Nr. 08/2020 vom 20.02.2020

«Betroffen sind wir alle!»

Die deutsche Journalistin Antje Joel überlebte zwei gewalttätige Ehemänner. Nun hat sie ihre Geschichte im Buch «Prügel» aufgeschrieben. Empörend bleibt für sie, dass immer noch oft die geschlagenen Frauen beschuldigt werden.

Interview: Miriam Suter

«Warum glauben Millionen Männer, dass sie das Recht haben, Frauen zu kontrollieren – emotional oder mit Schlägen?»: Antje Joel stellt unangenehme Fragen. Foto: Marta Faye

WOZ: Frau Joel, warum haben Sie sich dazu entschieden, Ihre Erfahrungen als verprügelte Ehefrau in einem Buch zu thematisieren?
Antje Joel: Weil dieses Thema immer noch totgeschwiegen wird. Und wenn es eine Diskussion gibt, dann wird die immer noch auf die alte Weise geführt: Die Schuld wird auf die Opfer abgeladen. Die erste Frage lautet immer: Warum haben diese Frauen ihre gewalttätigen Ehemänner nicht einfach verlassen?

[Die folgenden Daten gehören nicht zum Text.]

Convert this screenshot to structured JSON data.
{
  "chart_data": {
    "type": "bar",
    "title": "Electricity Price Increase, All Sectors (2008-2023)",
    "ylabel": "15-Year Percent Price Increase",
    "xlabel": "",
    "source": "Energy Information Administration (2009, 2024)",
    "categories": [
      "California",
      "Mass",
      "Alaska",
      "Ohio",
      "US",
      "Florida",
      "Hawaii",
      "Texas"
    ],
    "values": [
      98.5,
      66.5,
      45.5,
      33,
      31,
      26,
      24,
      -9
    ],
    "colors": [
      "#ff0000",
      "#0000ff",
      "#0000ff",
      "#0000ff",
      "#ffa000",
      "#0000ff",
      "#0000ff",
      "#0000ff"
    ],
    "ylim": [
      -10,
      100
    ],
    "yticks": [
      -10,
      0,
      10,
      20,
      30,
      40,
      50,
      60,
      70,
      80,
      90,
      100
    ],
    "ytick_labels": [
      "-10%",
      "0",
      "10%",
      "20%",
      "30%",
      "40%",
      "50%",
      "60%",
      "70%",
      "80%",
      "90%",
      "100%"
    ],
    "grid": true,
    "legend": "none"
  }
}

Dabei müsste die Frage lauten: Warum schlagen Männer ihre Frauen?
Und zwar nicht vorwurfsvoll: Welchen Grund hast du ihm gegeben, dass er dich geschlagen hat? Sondern grundsätzlich: Warum glauben Millionen Männer, dass sie das Recht haben, Frauen zu kontrollieren – emotional oder mit Schlägen?

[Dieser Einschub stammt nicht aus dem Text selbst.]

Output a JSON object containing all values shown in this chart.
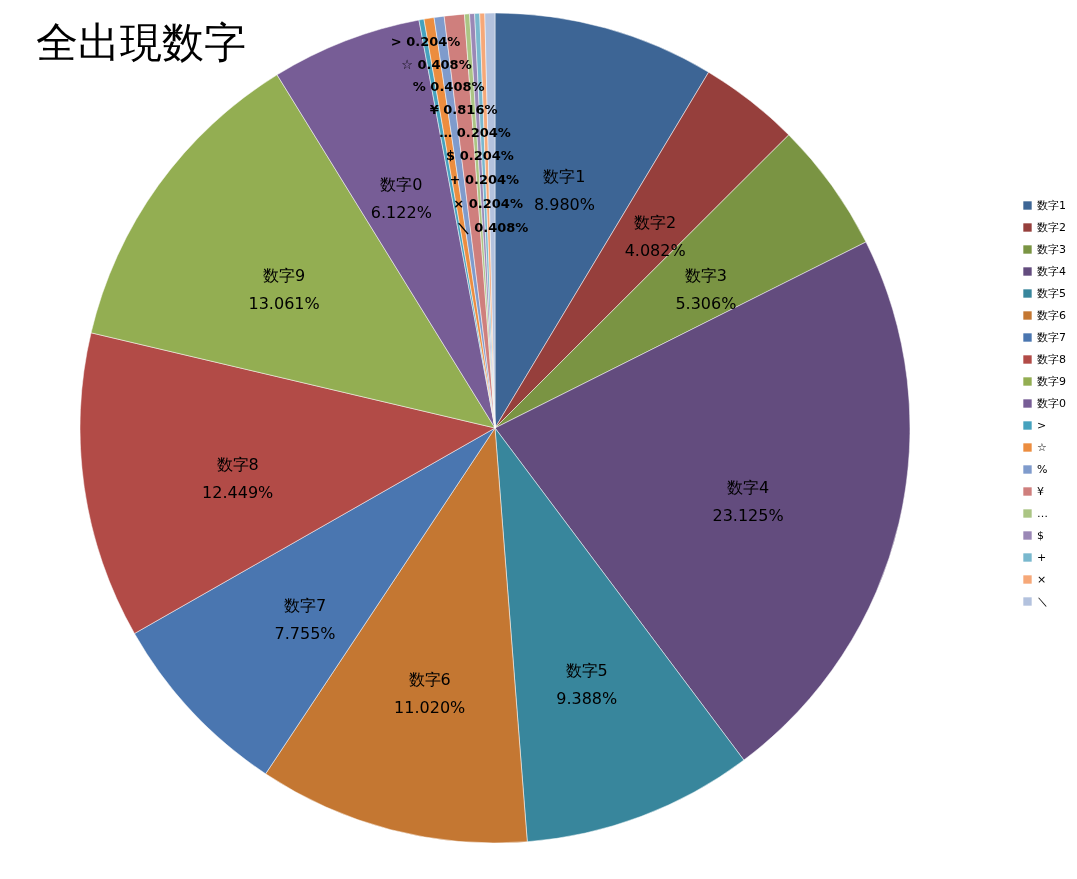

Das Buch ist eine Mischung aus persönlichem Erfahrungsbericht und Sachbuch. Warum haben Sie sich für diese Form entschieden?
Das kam so beim Schreiben und Recherchieren. Die Recherchen waren sehr erleichternd für mich: Meine eigene Geschichte in diesem grossen Kontext der Gewalt an Frauen zu sehen, hat mir geholfen. Schnell war klar: Eine traurige Opfergeschichte zu schreiben, bringts nicht. Dann denken die Leute: «Ach, ist ja furchtbar!», und dann gehen sie zurück in ihr gemütliches Wohnzimmer. Aber ich wollte niemandem die Möglichkeit geben, sich zu distanzieren.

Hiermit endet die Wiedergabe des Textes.